The European Environment Agency, a Copenhagen-based body providing independent information on sustainability issues to policymakers, worries that the data center boom will threaten the EU’s green goals. It warned that “the rapid expansion of AI presents a growing challenge to achieving climate neutrality” in a paper earlier this month.
Leena Ylä-Mononen, the agency’s director, said the lack of transparency surrounding the environmental impact of data centers is complicating matters.
“What you cannot measure, you cannot manage,” she told POLITICO in an interview in the agency’s headquarters.

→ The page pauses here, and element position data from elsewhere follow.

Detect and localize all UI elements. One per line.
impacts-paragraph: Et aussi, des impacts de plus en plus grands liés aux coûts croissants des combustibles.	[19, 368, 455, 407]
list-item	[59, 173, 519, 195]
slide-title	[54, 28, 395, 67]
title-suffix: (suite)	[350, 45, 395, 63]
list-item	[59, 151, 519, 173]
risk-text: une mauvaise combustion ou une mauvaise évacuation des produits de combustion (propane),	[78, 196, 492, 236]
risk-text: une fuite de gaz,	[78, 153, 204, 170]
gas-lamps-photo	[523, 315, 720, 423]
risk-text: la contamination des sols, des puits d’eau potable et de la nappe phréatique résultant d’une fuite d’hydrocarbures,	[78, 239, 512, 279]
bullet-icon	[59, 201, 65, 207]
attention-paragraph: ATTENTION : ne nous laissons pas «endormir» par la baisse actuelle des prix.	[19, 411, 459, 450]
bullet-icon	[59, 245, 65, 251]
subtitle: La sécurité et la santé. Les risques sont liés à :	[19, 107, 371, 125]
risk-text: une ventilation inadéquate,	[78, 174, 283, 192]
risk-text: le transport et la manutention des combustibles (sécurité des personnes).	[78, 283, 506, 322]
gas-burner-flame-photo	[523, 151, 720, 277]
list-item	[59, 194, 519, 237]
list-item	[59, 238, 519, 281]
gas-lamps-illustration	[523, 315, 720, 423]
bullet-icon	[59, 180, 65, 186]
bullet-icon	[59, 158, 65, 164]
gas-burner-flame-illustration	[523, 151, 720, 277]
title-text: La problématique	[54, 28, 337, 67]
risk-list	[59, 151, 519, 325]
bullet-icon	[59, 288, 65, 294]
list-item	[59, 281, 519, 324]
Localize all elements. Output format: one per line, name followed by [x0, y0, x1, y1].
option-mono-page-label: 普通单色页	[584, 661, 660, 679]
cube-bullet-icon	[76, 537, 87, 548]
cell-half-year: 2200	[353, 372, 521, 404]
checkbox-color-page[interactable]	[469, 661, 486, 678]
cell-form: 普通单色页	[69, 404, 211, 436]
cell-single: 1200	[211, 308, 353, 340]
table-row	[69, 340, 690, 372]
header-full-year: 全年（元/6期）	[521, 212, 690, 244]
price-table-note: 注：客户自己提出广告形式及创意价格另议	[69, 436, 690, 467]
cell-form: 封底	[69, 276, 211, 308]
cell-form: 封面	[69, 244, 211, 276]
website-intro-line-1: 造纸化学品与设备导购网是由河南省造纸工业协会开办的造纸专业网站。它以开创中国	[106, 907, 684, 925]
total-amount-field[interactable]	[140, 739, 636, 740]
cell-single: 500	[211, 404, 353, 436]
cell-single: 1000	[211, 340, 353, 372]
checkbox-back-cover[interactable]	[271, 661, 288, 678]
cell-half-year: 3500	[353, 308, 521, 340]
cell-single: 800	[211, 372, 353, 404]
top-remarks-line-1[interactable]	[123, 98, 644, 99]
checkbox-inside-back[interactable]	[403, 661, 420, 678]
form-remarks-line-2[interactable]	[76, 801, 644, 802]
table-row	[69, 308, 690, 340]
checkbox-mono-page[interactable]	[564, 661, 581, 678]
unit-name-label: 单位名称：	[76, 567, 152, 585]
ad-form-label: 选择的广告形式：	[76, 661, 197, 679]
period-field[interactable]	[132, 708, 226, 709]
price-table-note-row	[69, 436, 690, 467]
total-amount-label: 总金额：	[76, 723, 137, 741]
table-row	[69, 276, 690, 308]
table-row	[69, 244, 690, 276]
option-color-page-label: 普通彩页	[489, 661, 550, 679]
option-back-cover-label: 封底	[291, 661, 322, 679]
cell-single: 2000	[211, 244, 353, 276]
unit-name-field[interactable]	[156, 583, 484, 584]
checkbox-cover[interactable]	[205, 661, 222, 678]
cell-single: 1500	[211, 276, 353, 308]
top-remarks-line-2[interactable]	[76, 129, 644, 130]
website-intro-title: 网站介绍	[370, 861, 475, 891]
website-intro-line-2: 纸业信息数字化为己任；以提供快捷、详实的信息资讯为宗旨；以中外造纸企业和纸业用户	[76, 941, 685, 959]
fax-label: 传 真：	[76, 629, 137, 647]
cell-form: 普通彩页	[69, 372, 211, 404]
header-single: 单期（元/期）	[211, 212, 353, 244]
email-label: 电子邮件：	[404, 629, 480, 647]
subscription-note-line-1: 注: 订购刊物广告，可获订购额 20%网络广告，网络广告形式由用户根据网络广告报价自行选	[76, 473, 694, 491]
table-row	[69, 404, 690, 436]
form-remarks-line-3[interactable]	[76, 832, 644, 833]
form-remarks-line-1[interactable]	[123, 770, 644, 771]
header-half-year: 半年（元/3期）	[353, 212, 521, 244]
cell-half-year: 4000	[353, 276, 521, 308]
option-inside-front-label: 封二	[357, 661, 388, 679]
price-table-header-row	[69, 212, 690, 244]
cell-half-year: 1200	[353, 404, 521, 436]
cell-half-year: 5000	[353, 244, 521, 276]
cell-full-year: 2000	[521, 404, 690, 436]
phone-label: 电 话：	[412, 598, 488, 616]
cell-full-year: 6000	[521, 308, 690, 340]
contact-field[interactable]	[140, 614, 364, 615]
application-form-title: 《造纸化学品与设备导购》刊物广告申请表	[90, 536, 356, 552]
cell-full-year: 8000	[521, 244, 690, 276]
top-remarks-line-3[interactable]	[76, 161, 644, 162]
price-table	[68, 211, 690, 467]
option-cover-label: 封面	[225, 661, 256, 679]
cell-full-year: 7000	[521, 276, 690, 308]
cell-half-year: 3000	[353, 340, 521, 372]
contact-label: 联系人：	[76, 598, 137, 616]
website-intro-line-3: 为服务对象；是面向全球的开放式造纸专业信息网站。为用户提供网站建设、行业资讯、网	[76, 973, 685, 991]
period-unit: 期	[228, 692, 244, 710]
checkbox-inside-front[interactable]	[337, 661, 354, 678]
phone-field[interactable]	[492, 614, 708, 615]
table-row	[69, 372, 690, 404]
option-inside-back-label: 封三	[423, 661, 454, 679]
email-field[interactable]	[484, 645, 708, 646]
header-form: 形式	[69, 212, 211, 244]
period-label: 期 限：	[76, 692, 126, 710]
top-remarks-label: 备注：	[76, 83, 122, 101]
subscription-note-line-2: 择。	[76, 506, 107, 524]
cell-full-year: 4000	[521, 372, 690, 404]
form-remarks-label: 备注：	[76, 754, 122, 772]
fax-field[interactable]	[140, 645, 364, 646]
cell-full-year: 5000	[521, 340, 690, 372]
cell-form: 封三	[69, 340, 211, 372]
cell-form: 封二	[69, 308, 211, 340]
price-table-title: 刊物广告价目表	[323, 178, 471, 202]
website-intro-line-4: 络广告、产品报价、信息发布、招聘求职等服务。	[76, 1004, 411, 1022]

“We still lack really clear measurements and best-practice standards,” she added. “What does the EU expect from any new data centers that are being built? I think that there’s a gap and of course that’s for the policymakers [to fix]. But when we have more data, then we can start understanding what the trend is and whether it is threatening the goals.”
The European Commission is working on legislation to regulate the energy consumption of data centers and incentivize better performance. The presentation of the rules, part of a package that includes the law to triple computing capacity, has been repeatedly delayed and is now penciled in for early June.
But the EU executive has recently come under fire from European Parliament lawmakers over a secrecy clause allowing data centers to conceal their energy consumption. The clause was thrust into the spotlight following a recent Investigate Europe report that found it was inserted into a 2024 law after lobbying by U.S. tech giants, including Microsoft.